Дружиловский решил, что молчать дальше неосторожно, заподозрит неладное Гаврилов.

— История делается не в белых перчатках, — повторил он слова, которые слышал однажды от Зиверта.

— Во-во! Это же и Зиверт говорил мне! — сказал Гаврилов, кивая головой. — Я же, дурак, думал: Лондон... Париж... Великие столицы! Великие политики! Вершители судеб человечества! Тьфу! — Гаврилов и в самом деле плюнул на пол, растер плевок ногой и закричал: — Те же сволочи и торгаши. Но я-то, осел безухий, ведь были у меня какие-никакие деньжата, взял бы да купил себе лавочку, завел бы себе бабу домашнюю и плевал бы с высокого дерева на всех Зивертов, вместе взятых.

— Интересно, во всем зале нет ни одной женщины, — сказал Дружиловский, пытаясь переменить разговор.

— Немец, он с детства аккуратист на деньги, за бабу-то надо платить, она ж тоже пива потребует, — объяснил Гаврилов и добавил мечтательно: — Вот в Вене с бабами лафа, выйдешь на улицу, выбор как на ярмарке...

Дружиловский вдруг подумал о своей Юле. Недавно он получил от нее отчаянное письмо из Ревеля — умоляет перетащить ее в Берлин. Что-то случилось у нее в Польше, и она вынуждена была вернуться в Эстонию. Что именно случилось, не пишет, только намекает, чтобы он не приезжал в Ревель: опасно. А он об этом и не думает — на кой ляд ему заштатная Эстония, когда есть настоящая Европа? Тащить Юлу в Берлин он тоже не собирается — только ее еще не хватало, когда он нацелился на громкое дело.

В пивную вошел мужчина, похожий на цыгана. Он стоял у дверей и высматривал свободное место. Гаврилов помахал ему рукой, и мужчина направился к их столу.

— Это один... не то серб, не то македонец, — шепнул Гаврилов. — Их тут целая шайка, сколько я их знаю, они все кого-то убивать собираются.

Фамилию человека, севшего за их стол, Дружиловский не разобрал — тот вообще так плохо говорил по-русски, что понять его было трудно. Разговор не клеился, и они молча пили холодное пиво и через витринное окно смотрели на улицу, где огни реклам тщетно пытались расшевелить сумрачный февральский вечер.

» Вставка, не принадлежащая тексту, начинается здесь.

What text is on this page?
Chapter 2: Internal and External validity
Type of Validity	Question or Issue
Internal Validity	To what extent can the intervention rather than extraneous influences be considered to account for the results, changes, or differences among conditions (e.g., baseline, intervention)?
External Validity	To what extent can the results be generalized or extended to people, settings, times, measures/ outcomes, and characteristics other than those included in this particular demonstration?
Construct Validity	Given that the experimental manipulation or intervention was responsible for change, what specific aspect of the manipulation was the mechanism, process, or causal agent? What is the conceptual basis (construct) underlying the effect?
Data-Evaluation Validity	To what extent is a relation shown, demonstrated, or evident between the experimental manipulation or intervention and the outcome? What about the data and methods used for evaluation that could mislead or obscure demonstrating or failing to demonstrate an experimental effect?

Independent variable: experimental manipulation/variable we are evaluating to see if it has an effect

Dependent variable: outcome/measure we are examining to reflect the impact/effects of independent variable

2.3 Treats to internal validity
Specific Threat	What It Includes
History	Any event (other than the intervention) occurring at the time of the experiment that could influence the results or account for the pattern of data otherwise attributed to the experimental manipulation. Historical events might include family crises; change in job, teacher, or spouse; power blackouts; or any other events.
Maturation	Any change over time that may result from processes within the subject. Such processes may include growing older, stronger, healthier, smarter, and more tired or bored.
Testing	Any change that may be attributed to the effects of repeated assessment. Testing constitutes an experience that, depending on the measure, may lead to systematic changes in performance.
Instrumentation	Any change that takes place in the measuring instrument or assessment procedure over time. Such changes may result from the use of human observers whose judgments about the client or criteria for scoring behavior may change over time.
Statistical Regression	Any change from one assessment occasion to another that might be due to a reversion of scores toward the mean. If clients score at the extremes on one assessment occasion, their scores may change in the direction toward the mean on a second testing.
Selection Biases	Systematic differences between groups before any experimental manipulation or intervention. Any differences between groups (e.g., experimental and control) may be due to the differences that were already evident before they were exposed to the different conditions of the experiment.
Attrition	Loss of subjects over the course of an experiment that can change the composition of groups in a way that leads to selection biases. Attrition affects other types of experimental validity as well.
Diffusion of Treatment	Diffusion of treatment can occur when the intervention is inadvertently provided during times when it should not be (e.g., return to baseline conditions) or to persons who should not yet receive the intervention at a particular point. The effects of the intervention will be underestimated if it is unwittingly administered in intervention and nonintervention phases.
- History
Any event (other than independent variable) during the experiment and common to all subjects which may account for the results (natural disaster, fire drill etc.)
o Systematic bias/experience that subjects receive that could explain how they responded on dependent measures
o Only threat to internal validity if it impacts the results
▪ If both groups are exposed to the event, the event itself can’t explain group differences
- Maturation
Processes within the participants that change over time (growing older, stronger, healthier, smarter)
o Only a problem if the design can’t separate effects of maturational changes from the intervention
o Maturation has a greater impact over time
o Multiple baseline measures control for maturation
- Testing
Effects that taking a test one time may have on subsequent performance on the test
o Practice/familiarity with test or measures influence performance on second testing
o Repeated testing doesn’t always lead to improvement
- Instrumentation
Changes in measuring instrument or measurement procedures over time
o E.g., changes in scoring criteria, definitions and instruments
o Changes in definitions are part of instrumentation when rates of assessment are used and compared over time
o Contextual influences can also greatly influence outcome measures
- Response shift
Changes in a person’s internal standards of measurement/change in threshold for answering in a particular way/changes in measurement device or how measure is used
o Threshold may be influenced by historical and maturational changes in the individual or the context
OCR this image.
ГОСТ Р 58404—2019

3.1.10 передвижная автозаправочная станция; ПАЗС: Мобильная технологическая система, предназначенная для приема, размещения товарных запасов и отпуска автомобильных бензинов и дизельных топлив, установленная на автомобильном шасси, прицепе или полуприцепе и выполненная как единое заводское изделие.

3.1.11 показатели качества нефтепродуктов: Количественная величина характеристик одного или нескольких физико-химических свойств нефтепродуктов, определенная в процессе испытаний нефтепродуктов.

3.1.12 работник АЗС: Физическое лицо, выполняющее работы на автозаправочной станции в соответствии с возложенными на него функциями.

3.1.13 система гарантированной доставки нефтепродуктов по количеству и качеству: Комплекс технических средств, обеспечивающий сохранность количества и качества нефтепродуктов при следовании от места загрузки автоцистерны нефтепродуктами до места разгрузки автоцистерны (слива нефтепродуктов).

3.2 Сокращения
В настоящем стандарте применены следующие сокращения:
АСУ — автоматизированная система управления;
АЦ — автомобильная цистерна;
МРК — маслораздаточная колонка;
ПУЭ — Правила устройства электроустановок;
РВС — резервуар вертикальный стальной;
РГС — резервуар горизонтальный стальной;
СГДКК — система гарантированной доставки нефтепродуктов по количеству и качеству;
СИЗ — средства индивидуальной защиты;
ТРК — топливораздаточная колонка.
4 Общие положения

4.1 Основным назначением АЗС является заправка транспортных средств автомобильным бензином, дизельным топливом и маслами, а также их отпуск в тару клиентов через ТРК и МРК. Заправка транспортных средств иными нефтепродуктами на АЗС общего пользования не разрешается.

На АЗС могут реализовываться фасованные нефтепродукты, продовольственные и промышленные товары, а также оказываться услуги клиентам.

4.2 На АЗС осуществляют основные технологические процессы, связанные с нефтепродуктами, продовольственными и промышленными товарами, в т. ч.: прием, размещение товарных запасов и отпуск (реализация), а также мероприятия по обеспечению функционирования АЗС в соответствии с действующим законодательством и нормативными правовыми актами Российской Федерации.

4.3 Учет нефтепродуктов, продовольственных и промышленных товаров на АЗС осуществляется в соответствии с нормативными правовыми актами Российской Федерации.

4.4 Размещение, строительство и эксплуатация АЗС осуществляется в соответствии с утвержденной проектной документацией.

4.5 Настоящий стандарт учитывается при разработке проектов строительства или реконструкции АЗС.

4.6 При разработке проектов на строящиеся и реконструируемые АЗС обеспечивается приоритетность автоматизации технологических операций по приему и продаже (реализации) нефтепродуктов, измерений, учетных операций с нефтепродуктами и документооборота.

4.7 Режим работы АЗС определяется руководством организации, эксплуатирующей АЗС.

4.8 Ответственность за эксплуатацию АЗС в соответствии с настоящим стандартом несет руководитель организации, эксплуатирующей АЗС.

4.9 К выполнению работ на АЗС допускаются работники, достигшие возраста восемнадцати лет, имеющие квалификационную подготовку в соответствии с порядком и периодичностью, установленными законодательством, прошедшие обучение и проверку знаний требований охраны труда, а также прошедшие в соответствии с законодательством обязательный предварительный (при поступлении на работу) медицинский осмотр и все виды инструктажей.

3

— Вы не знаете кого-нибудь в болгарском посольстве? — спросил Дружиловский, считая по простоте душевной, что сербы и болгары это одно и то же.

Серб посмотрел на него бешеными глазами.

— Зачем это мне?

— Ну... я думал... может, случайно, — ответил Дружиловский.

— Одного знаю. Ангелов! Мы его убьем! — воскликнул серб с ненавистью и вдруг, бросив на стол деньги, ушел, не попрощавшись.

— Зачем ты его? Он такой же бездомный, как мы, — печально укорил Гаврилов.

— А что я такое сказал? — рассеянно спросил Дружиловский. В это время его мысли были заняты уже совсем другим — кажется, счастливый случай ему все-таки подвернулся.

— У него зуб на этих болгар, а ты ему прямо на самую мозоль, — продолжал Гаврилов. — Ладно, бог с ним, закажи-ка еще по кружечке.

Гаврилов выпил и начал рассказывать скабрезные истории из своей венской жизни. Он говорил громко, хохотал, и за соседними столами с любопытством прислушивались к его пьяному реготу.

— Давайте расплатимся, — предложил Дружиловский. Он заторопился домой: нужно было срочно обдумать, как использовать то, что он услышал от серба. «Ангелов... Ангелов...» — повторял он про себя.